In the last year alone, 2.1 million people aged 16-plus were recorded as victim-survivors of domestic abuse. This number reveals a national crisis, but the reality is even worse. National statistics are skewed by changes in police reporting, and many victim-survivors do not feel supported to report in the first place – the true figure could be double that on record.
All of us will know someone who has experienced domestic abuse, and if you follow that to its natural conclusion, we will all know someone who has been abusive too.
For decades, the responsibility for action has been left to survivors, most often women, to leave, to seek emotional support, and to report their abusers to authorities. This system relies on services structured around the inevitability of male violence against women, services which are then funded so poorly that they cannot help the never-ending revolving door of victims.
A new government holds the power to change this story. To take the view that domestic abuse is an issue to be solved rather than a norm to be accepted, and to put action behind that to make real change.
If the new government are to achieve their commitment of halving violence against women and girls in a decade, they will need to do more than fund support services (though that is an essential place to start). They will need to provide political, social and sector-wide solutions to the growing problem of gendered violence that address the roots of the harm.

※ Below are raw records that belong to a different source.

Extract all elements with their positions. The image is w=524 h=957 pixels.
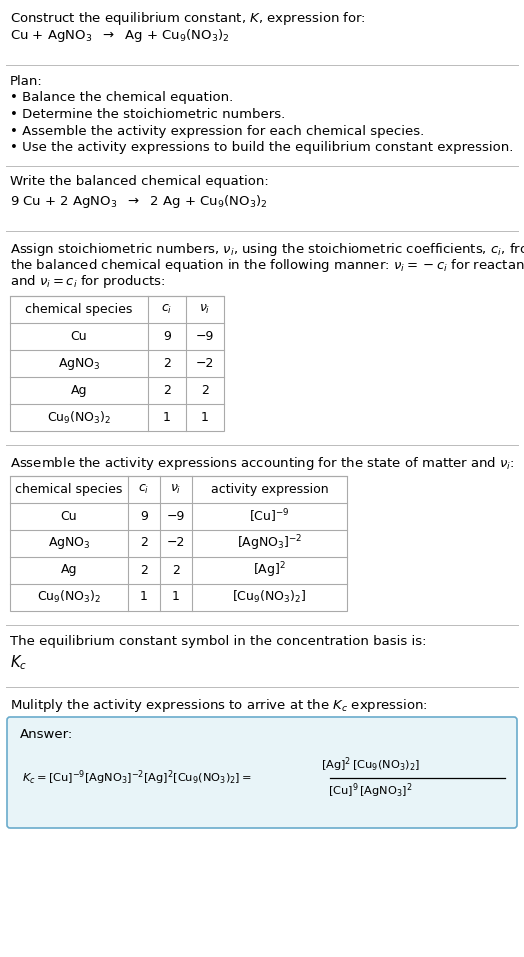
Text: • Assemble the activity expression for each chemical species.: • Assemble the activity expression for e…	[10, 124, 424, 138]
Text: Ag: Ag	[61, 564, 77, 576]
Text: • Balance the chemical equation.: • Balance the chemical equation.	[10, 92, 233, 104]
Text: 2: 2	[172, 564, 180, 576]
Text: AgNO$_3$: AgNO$_3$	[48, 535, 90, 551]
Text: 9: 9	[163, 330, 171, 343]
Text: [Cu]$^{-9}$: [Cu]$^{-9}$	[249, 507, 290, 524]
Text: 2: 2	[163, 357, 171, 370]
Text: chemical species: chemical species	[25, 303, 133, 316]
Text: Assign stoichiometric numbers, $\nu_i$, using the stoichiometric coefficients, $: Assign stoichiometric numbers, $\nu_i$, …	[10, 240, 524, 257]
Bar	[10, 476, 347, 611]
Text: Construct the equilibrium constant, $K$, expression for:: Construct the equilibrium constant, $K$,…	[10, 10, 366, 27]
Text: 9: 9	[140, 509, 148, 523]
Text: The equilibrium constant symbol in the concentration basis is:: The equilibrium constant symbol in the c…	[10, 634, 427, 648]
Text: 1: 1	[140, 590, 148, 604]
Text: • Use the activity expressions to build the equilibrium constant expression.: • Use the activity expressions to build …	[10, 141, 514, 154]
Text: Assemble the activity expressions accounting for the state of matter and $\nu_i$: Assemble the activity expressions accoun…	[10, 455, 515, 472]
Text: [Cu$_9$(NO$_3$)$_2$]: [Cu$_9$(NO$_3$)$_2$]	[232, 589, 307, 605]
Text: 2: 2	[163, 384, 171, 397]
Text: 2: 2	[140, 537, 148, 549]
Text: Mulitply the activity expressions to arrive at the $K_c$ expression:: Mulitply the activity expressions to arr…	[10, 697, 428, 714]
Text: [Ag]$^2$: [Ag]$^2$	[253, 560, 286, 580]
Text: • Determine the stoichiometric numbers.: • Determine the stoichiometric numbers.	[10, 108, 285, 121]
FancyBboxPatch shape	[7, 717, 517, 828]
Text: 1: 1	[163, 411, 171, 424]
Text: −2: −2	[196, 357, 214, 370]
Text: 1: 1	[172, 590, 180, 604]
Text: activity expression: activity expression	[211, 482, 329, 496]
Text: Cu$_9$(NO$_3$)$_2$: Cu$_9$(NO$_3$)$_2$	[47, 410, 111, 426]
Text: Ag: Ag	[71, 384, 88, 397]
Text: Write the balanced chemical equation:: Write the balanced chemical equation:	[10, 175, 269, 189]
Text: AgNO$_3$: AgNO$_3$	[58, 355, 100, 371]
Text: Cu: Cu	[61, 509, 78, 523]
Text: Answer:: Answer:	[20, 728, 73, 741]
Text: Cu$_9$(NO$_3$)$_2$: Cu$_9$(NO$_3$)$_2$	[37, 589, 101, 605]
Text: 9 Cu + 2 AgNO$_3$  $\rightarrow$  2 Ag + Cu$_9$(NO$_3$)$_2$: 9 Cu + 2 AgNO$_3$ $\rightarrow$ 2 Ag + C…	[10, 193, 268, 210]
Text: $\nu_i$: $\nu_i$	[170, 482, 182, 496]
Text: −9: −9	[196, 330, 214, 343]
Text: $c_i$: $c_i$	[161, 303, 172, 316]
Text: Plan:: Plan:	[10, 75, 43, 88]
Text: $c_i$: $c_i$	[138, 482, 150, 496]
Text: $K_c$: $K_c$	[10, 653, 27, 672]
Bar	[10, 296, 224, 431]
Text: −2: −2	[167, 537, 185, 549]
Text: 2: 2	[140, 564, 148, 576]
Text: $\nu_i$: $\nu_i$	[199, 303, 211, 316]
Text: chemical species: chemical species	[15, 482, 123, 496]
Text: 2: 2	[201, 384, 209, 397]
Text: 1: 1	[201, 411, 209, 424]
Text: $K_c = [\mathrm{Cu}]^{-9}[\mathrm{AgNO_3}]^{-2}[\mathrm{Ag}]^2[\mathrm{Cu_9(NO_3: $K_c = [\mathrm{Cu}]^{-9}[\mathrm{AgNO_3…	[22, 768, 252, 787]
Text: $[\mathrm{Cu}]^9\,[\mathrm{AgNO_3}]^2$: $[\mathrm{Cu}]^9\,[\mathrm{AgNO_3}]^2$	[328, 781, 412, 800]
Text: $[\mathrm{Ag}]^2\,[\mathrm{Cu_9(NO_3)_2}]$: $[\mathrm{Ag}]^2\,[\mathrm{Cu_9(NO_3)_2}…	[321, 755, 420, 774]
Text: −9: −9	[167, 509, 185, 523]
Text: Cu: Cu	[71, 330, 88, 343]
Text: and $\nu_i = c_i$ for products:: and $\nu_i = c_i$ for products:	[10, 274, 166, 291]
Text: [AgNO$_3$]$^{-2}$: [AgNO$_3$]$^{-2}$	[237, 533, 302, 553]
Text: the balanced chemical equation in the following manner: $\nu_i = -c_i$ for react: the balanced chemical equation in the fo…	[10, 257, 524, 274]
Text: Cu + AgNO$_3$  $\rightarrow$  Ag + Cu$_9$(NO$_3$)$_2$: Cu + AgNO$_3$ $\rightarrow$ Ag + Cu$_9$(…	[10, 28, 230, 44]
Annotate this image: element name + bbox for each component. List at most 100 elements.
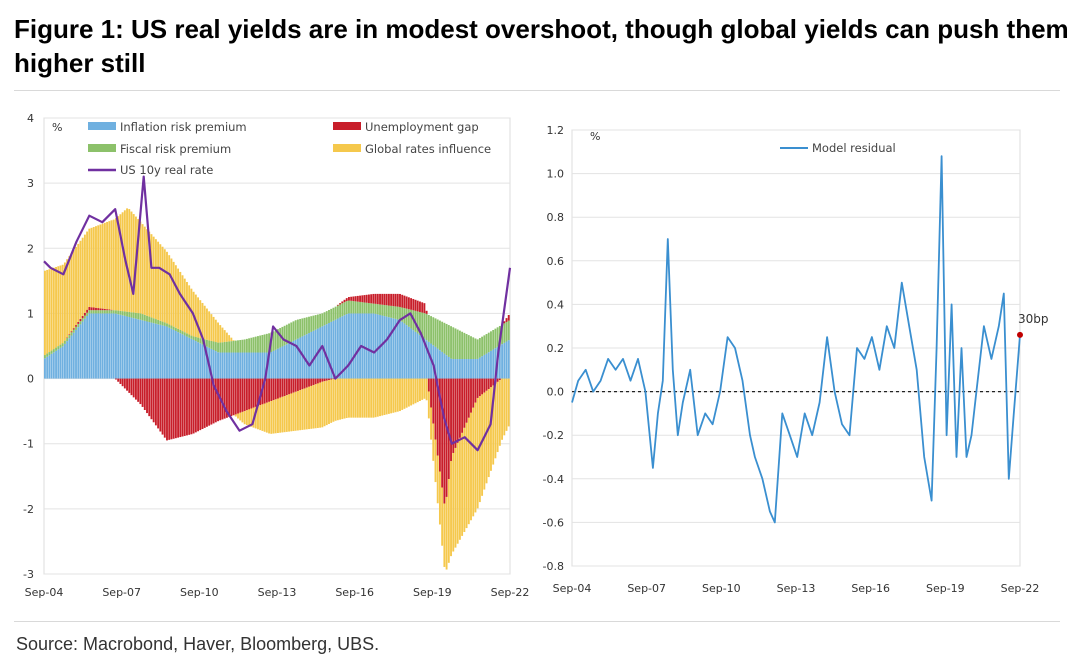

At Cranstoun we look for radical, innovative approaches to social justice issues by getting to the heart of the problem. When it comes to domestic abuse we consider what creates a culture that normalises violence and coercion in relationships, and how to hold perpetrators to account. We look to the deeply-held gendered roles in our society, and social structures built on power, wealth and control that celebrate competition and individualism over community and care. And we recognise the lack of positive role-modelling of healthy relationship behaviours, in the home, in school curriculums and in popular culture. We bring this learning into our work to place responsibility on perpetrators of abuse through behaviour-change interventions, measured by the subsequent safety of the victim-survivor.